她也是意识到,在那种精心算计的陷阱之中,自己落了太多的把柄在他手里,他确实有可能来长期霸占自己做性奴来奸玩,当然也不排除在金钱和其他方面要挟自己。
不过稍微有点奇怪的是,事后直到今天……这种胁迫,只发生过一次。
上个月,她终于接到那个男人的电话,不过光听电话里就是带着醉意,那个让她恐惧的,夺走她贞操的叫“琛哥”,舌头大大的命令她去东郊的一家汽车旅馆……她挣扎了半天,纠结了半天,甚至110都拨通了还是挂上,还是无可奈何的带着一腔的羞愤、痛苦过去了。
那个男人果然是喝多了,肩膀上火红的蝎子显得更加的恐怖,他也不多说,搂着她开房,脱衣服,奸污、凌辱、糟蹋、淫玩……又是嘁哩喀嚓一大堆新鲜的裸照和床照……然后,又带着醉意警告她“别乱来,小心点……别惹事”。

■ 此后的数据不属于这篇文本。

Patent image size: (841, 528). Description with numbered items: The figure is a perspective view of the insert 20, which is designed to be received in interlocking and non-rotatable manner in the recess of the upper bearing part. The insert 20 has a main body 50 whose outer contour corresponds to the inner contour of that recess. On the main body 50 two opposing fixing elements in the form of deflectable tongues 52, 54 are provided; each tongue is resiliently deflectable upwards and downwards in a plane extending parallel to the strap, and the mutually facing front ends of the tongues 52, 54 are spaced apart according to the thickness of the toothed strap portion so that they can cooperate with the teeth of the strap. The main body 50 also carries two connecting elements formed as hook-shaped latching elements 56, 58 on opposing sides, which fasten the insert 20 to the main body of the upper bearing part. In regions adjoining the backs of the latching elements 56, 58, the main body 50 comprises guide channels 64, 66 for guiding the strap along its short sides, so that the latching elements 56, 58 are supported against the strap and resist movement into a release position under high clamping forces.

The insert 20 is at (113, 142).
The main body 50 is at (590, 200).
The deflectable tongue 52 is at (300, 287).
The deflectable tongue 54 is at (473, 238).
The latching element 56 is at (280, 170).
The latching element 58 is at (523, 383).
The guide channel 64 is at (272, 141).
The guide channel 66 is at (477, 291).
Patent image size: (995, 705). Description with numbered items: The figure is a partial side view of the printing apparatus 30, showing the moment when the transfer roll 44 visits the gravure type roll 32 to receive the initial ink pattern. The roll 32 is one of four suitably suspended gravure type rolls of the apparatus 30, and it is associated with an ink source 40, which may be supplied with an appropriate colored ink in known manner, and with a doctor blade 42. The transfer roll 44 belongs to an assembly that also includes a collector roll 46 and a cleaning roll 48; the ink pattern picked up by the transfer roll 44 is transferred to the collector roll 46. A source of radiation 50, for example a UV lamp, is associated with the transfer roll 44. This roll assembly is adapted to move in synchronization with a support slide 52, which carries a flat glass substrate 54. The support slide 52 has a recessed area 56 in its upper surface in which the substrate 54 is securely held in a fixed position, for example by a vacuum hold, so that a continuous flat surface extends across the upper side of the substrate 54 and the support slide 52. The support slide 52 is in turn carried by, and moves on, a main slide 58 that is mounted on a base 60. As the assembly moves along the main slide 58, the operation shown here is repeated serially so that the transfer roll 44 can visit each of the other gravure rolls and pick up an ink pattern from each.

而她就像一个卑微的性奴一样,接受着又一次被奸污的命运……
三个月了,只有这么一次,她都觉得有点幸运和疑惑了。
她不相信有什么歹徒的良心发现,自己明明已经受制于他,他就算不是天天来奸玩自己,胁迫自己,糟蹋自己……来问自己敲诈一笔钱财,总是“理所当然”的吧。
这个歹徒怎么没什么动静呢?
还是说……这个琛哥背后,有人在控制他的行动呢?
而另一角度来说,三个月了,她也有足够的时间,去反反复复的思考这件几乎摧毁了她生命意志的遭遇。